Other places that allow for medically assisted death, like Belgium, the Netherlands, and Oregon, mandate reporting. Oregon, for one, issues an annual report on assisted dying in the state, and according to Downie, the Netherlands commissions a big review on patient outcomes every five years.

Ottawa says it's going to study whether to extend the right to die to those with a mental illness but no physical disability, "mature minors," and people with an advance directive, although none of these groups are included in legislation for now.

As for the doctors, although earlier surveys have found that a majority aren't keen to help patients die, Dr. Jeff Blackmer of the Canadian Medical Association doesn't think this will be an issue. "About 30 percent of our members have said that, in theory, they would be interested in participating," he told Motherboard. "That's tens of thousands of physicians."

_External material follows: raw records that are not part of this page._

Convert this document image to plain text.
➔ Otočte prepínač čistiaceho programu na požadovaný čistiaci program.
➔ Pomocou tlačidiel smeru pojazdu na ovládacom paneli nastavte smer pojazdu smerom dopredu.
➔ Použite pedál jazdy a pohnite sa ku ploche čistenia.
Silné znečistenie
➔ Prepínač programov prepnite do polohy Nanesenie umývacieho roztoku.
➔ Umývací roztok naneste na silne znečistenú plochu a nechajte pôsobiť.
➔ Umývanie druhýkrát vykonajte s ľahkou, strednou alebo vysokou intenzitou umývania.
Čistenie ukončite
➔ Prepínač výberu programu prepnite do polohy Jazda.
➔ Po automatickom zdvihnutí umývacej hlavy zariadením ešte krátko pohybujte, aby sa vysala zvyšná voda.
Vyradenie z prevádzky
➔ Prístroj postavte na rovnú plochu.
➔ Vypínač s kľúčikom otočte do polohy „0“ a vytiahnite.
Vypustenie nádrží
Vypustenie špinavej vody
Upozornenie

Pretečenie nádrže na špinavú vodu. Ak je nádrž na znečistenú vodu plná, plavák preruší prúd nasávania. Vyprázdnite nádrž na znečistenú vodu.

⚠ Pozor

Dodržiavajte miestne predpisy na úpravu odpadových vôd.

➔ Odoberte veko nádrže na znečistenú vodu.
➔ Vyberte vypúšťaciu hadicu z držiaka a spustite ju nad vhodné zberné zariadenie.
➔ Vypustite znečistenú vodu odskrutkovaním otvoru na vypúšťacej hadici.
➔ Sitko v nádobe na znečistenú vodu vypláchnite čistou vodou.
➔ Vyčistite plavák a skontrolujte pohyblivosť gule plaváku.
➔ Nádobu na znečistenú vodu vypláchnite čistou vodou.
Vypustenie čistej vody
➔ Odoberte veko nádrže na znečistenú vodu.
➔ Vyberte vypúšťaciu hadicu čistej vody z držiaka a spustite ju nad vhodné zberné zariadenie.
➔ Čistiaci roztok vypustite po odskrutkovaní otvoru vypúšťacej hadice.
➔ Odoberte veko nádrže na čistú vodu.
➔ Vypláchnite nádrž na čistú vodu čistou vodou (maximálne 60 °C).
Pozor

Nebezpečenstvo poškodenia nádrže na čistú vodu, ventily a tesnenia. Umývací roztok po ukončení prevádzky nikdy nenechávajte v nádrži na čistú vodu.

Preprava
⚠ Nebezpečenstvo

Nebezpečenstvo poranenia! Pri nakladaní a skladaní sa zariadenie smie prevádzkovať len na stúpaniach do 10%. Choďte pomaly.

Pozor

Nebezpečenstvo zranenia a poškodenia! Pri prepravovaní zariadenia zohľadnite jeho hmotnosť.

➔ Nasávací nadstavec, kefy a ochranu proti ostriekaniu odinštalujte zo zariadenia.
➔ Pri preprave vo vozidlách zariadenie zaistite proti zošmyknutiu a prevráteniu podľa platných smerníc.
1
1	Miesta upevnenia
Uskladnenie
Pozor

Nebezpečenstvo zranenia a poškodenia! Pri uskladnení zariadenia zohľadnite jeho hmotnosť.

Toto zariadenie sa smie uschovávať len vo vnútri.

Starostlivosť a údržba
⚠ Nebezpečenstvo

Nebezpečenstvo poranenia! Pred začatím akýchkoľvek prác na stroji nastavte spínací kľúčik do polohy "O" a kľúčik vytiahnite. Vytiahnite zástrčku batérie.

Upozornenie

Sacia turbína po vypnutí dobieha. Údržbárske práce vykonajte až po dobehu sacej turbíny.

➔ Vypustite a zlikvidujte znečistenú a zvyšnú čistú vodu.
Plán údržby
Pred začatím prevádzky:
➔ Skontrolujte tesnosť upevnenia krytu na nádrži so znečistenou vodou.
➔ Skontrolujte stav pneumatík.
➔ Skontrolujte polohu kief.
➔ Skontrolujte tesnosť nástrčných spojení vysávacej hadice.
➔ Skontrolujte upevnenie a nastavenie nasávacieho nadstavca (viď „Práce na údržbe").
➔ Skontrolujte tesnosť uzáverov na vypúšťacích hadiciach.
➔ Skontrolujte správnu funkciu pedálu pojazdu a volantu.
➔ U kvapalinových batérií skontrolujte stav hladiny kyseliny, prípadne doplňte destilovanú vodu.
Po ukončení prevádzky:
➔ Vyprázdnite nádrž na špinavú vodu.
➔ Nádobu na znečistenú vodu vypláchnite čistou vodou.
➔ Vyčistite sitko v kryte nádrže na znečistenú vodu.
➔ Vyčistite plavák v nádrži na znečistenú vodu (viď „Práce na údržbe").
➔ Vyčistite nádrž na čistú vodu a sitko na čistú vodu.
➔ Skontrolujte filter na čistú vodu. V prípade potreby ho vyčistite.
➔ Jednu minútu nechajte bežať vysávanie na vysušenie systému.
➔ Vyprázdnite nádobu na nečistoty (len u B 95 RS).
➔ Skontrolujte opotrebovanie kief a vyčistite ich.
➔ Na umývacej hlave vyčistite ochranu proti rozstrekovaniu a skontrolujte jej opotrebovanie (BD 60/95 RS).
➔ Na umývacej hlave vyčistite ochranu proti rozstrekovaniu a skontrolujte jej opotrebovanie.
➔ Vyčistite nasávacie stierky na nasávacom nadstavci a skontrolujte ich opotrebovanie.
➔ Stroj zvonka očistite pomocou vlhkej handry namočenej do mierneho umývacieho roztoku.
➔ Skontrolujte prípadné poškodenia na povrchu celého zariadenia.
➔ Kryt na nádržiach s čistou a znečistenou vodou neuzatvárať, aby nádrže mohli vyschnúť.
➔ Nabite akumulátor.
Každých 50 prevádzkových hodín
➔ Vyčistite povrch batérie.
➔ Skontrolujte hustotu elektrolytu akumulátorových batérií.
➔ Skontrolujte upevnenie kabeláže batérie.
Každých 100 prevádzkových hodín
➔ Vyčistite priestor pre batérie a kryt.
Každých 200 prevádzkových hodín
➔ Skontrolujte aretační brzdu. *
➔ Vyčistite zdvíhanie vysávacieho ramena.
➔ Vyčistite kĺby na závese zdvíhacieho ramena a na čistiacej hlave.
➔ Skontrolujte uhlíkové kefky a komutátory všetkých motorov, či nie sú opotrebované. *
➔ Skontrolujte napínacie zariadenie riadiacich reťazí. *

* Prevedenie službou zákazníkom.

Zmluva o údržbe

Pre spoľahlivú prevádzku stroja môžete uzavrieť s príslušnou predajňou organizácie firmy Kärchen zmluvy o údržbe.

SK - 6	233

In Oregon, he continued, less than 1 percent of physicians perform assisted deaths.

Still, all of this does raise questions about whether people in rural and northern Canada will be able to access an assisted death if they need it—access in remote areas is always a healthcare challenge here—but, according to Blackmer, the fact that nurse practitioners were included in the new legislation should help with access in remote places where no doctors are nearby.

Canada is entering brand-new territory. Unless we do a thorough job of tracking patients before and after each assisted death, we won't know where we're headed.